I find my game-centered activities to have shifted more and more to hinge on games that I play only a small amount, but then spend a lot of time just mulling over, having fun imagining or considering. In the past, this might have been a bit more in the “obsessed drive till next session” vein of something like Diablo II, but at this point, it is much more like booting up the internal everdrive and imagining the act of playing, the feelings involved, considering the possibility space. I believe it absolutely is some form of play, and one that is infinitely convenient.
Are there games that you enjoy thinking about playing as much as actually playing? What aspects do you like thinking about?
(This is a very literal “thinking about the act of playing” example, but I also am thinking more broadly for this thread.) Recently I started playing Sokoban basic 2 on ps1, getting my teeth into sokoban for the first time. It is a no-frills sokoban game, except to feature sweet “swap in your preferred soundtrack cd” capabilities. I never had enjoyed sokoban because it seemed boring and frustrating, but this round has been different. Being more aware of this perspective of “playing a game in your head” as being equally valuable to actually playing, I appreciate that just as the game can load itself fully into memory, the rules of base sokoban can be pretty accurately run your head. Of course it varies per puzzle, but I have found myself able to solve a puzzle between play sessions just thinking it through.
Then, meta-level, it has made me think about the ways we play games in our heads, generally, building accurate mental models of how the rules respond to allow ourselves to do what we want in the setting of the game. The puzzle game genre can tend towards fostering this, but it also can demand direct engagement. I suppose the proposal of trying to build towards this kind of cognitive play away from the game itself is not a very straightforward path to attracting players, but it is almost exclusively what I hope a game will provide me at this point in my life.
I’ve only played about 16 hours of Shenmue over the course of an entire year but I think about it constantly. Every time I am at work and see a forklift, for example. But also, I often find areas of Yokosuka categorized in my memory right alongside places I actually lived in Japan. Shenmue is a game that reminds me to find the little joys in my environment, whether I’m walking around town, at work, or waiting in line somewhere. When I drink a can of coffee, I try to appreciate it as much as I imagine Ryo does when he makes that weird face.
When I was very concerned about whether I could handle working full-time again, I just kept thinking about Ryo working at the docks. And I thought, if Ryo can somehow get and keep a job at the docks (if only for a week or so), and have such friendly coworkers, maybe it’ll work out for me. Ryo is a weird guy and he doesn’t seem to know how to socialize very well, but he always tries his best. I find it quite inspiring.

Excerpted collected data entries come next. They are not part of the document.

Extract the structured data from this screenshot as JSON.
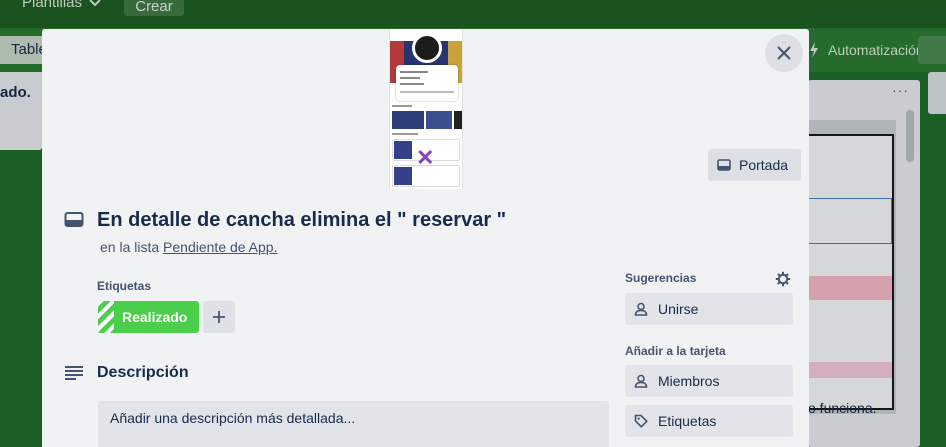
{
  "background": {
    "menu_plantillas": "Plantillas",
    "menu_crear": "Crear",
    "view_label": "Table",
    "automation_label": "Automatización",
    "left_card_text": "ado.",
    "right_card_text": "o funciona.",
    "list_menu": "···"
  },
  "modal": {
    "cover_button": "Portada",
    "title": "En detalle de cancha elimina el \" reservar \"",
    "in_list_prefix": "en la lista",
    "list_name": "Pendiente de App.",
    "labels_heading": "Etiquetas",
    "label_chip": "Realizado",
    "description_heading": "Descripción",
    "description_placeholder": "Añadir una descripción más detallada...",
    "suggestions_heading": "Sugerencias",
    "join_button": "Unirse",
    "add_to_card_heading": "Añadir a la tarjeta",
    "members_button": "Miembros",
    "labels_button": "Etiquetas"
  },
  "colors": {
    "board_bg": "#1f6b2a",
    "label_green": "#4bce4b",
    "modal_bg": "#f1f2f4"
  },
  "icons": [
    "chevron-down-icon",
    "lightning-icon",
    "close-icon",
    "card-icon",
    "plus-icon",
    "description-icon",
    "gear-icon",
    "person-icon",
    "tag-icon"
  ]
}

By the way, “living rent-free in your head” has a very negative connotation, like it’s something you’re always angry about even though it doesn’t affect you at all. Doesn’t really seem to fit the thread.
I definitely spend way more time thinking about Dota than actually playing Dota. Not because I don’t like playing it, on the contrary; I like it very much but it takes like an hour.
Doesn’t stop me from thinking about it like three times a week though. That’s a darn fine videogame.
I recently got back into playing DOTA after a few years away. I really wanted to focus on climbing etc, but found that the game just mental stacks you to hell so fast that I couldn’t put on a good performance for more than like two games in a sitting, and then it became a situation of, can I afford a life where I play 6-7 dota games in a day.
As I’m about to go back to work after a year of parental leave for the first time today, these are good thoughts.
(And I agree on your comment regarding the topic title - at the time couldnt think of a good phrase that was more than something I just made up, but this one is better, I think)
I’ve actually always felt kind of odd in that I spend way more time thinking about games than playing them. If my gaming life was a pie chart, it’d be maybe 10-20% actual gaming time and the rest spent reading videogame magazines (new and old), looking at screenshots, listening to gaming podcasts, browsing this forum, and mulling over games.
Shenmue is definitely also a big one for me @wickedcestus . I love that game so much, and I wouldn’t even say it’s “fun”. But it makes me think about and feel some things. And it’s beautiful to look at and remember. I played through most of it way back when it first came out, but almost not at all since then. But for various reasons, Shenmue frequently comes to my mind, and I enjoy the thought of planning to play it again, even if I never actually do.